Kuka said he was happy the Prime Minister had intervened but the Government could have also stepped in when similar issues arose in other parts of the country.

"These issues are not new, and I support those who are only exercising their indigenous rights to protect this piece of land which is sacred to iwi," he said.

Tommy Wilson, of Ngāi Te Rangi and Ngāti Ranginui descent, said: "The protest is understandable given the climate of our cultural footprint of where we have come from, and where it is we want to get to here in Aotearoa New Zealand.

"Who lost what, and at what cost is an ongoing conversation with iwi who have settled, those who have not and also those who are about to.

"The process of Treaty settlement has many layers to it with many factions of whānau, hapū and iwi involved.

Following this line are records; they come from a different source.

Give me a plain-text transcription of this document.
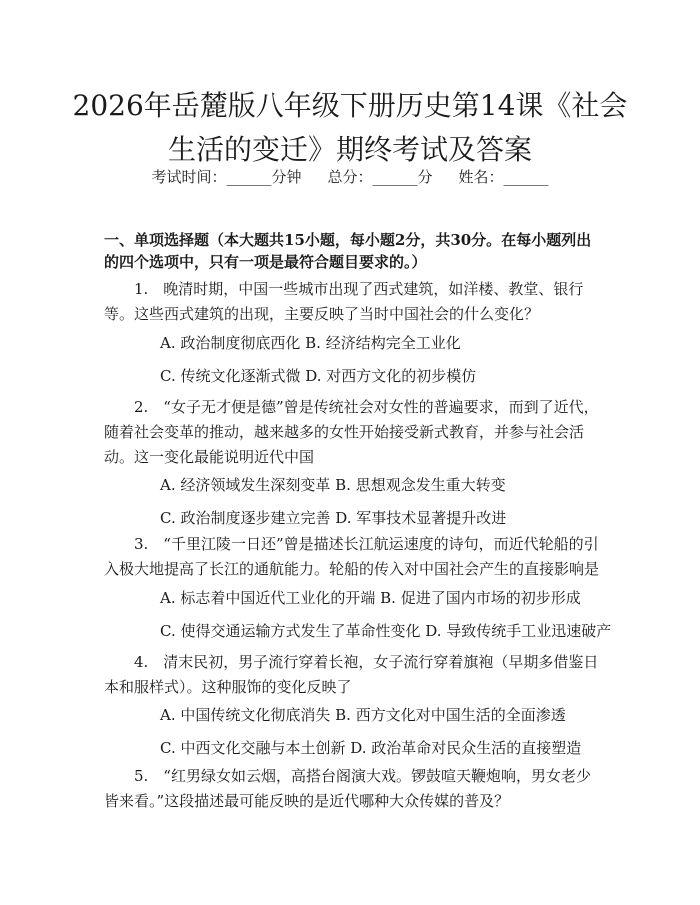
2026年岳麓版八年级下册历史第14课《社会生活的变迁》期终考试及答案
考试时间：______分钟 总分：______分 姓名：______

一、单项选择题（本大题共15小题，每小题2分，共30分。在每小题列出的四个选项中，只有一项是最符合题目要求的。）

1.　晚清时期，中国一些城市出现了西式建筑，如洋楼、教堂、银行等。这些西式建筑的出现，主要反映了当时中国社会的什么变化？

A. 政治制度彻底西化 B. 经济结构完全工业化

C. 传统文化逐渐式微 D. 对西方文化的初步模仿

2.　“女子无才便是德”曾是传统社会对女性的普遍要求，而到了近代，随着社会变革的推动，越来越多的女性开始接受新式教育，并参与社会活动。这一变化最能说明近代中国

A. 经济领域发生深刻变革 B. 思想观念发生重大转变

C. 政治制度逐步建立完善 D. 军事技术显著提升改进

3.　“千里江陵一日还”曾是描述长江航运速度的诗句，而近代轮船的引入极大地提高了长江的通航能力。轮船的传入对中国社会产生的直接影响是

A. 标志着中国近代工业化的开端 B. 促进了国内市场的初步形成

C. 使得交通运输方式发生了革命性变化 D. 导致传统手工业迅速破产

4.　清末民初，男子流行穿着长袍，女子流行穿着旗袍（早期多借鉴日本和服样式）。这种服饰的变化反映了

A. 中国传统文化彻底消失 B. 西方文化对中国生活的全面渗透

C. 中西文化交融与本土创新 D. 政治革命对民众生活的直接塑造

5.　“红男绿女如云烟，高搭台阁演大戏。锣鼓喧天鞭炮响，男女老少皆来看。”这段描述最可能反映的是近代哪种大众传媒的普及？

At times that can be brutal for all parties at the negotiating table."

Wilson said would be interesting to see how a solution could be negotiated at Ihumātao as it could set a precedent.

Ngāi Te Rangi chairman Charlie Tawhiao said it was likely some members of his iwi would have gone up to Ihumātao or sent messages of support, but they would have done so as individuals.

"I know there are varying opinions. But given the dynamics between the hapū and the protesters and the issues involved, I do not think it is appropriate for me to publicly wade in to share my own views over the occupation."

Ngāti Pūkenga chairman Rehua Smallman and Ngāti Ranginui Iwi incorporated chairman Tawharangi Nuku did not want to comment, both saying they did not know enough about the issue.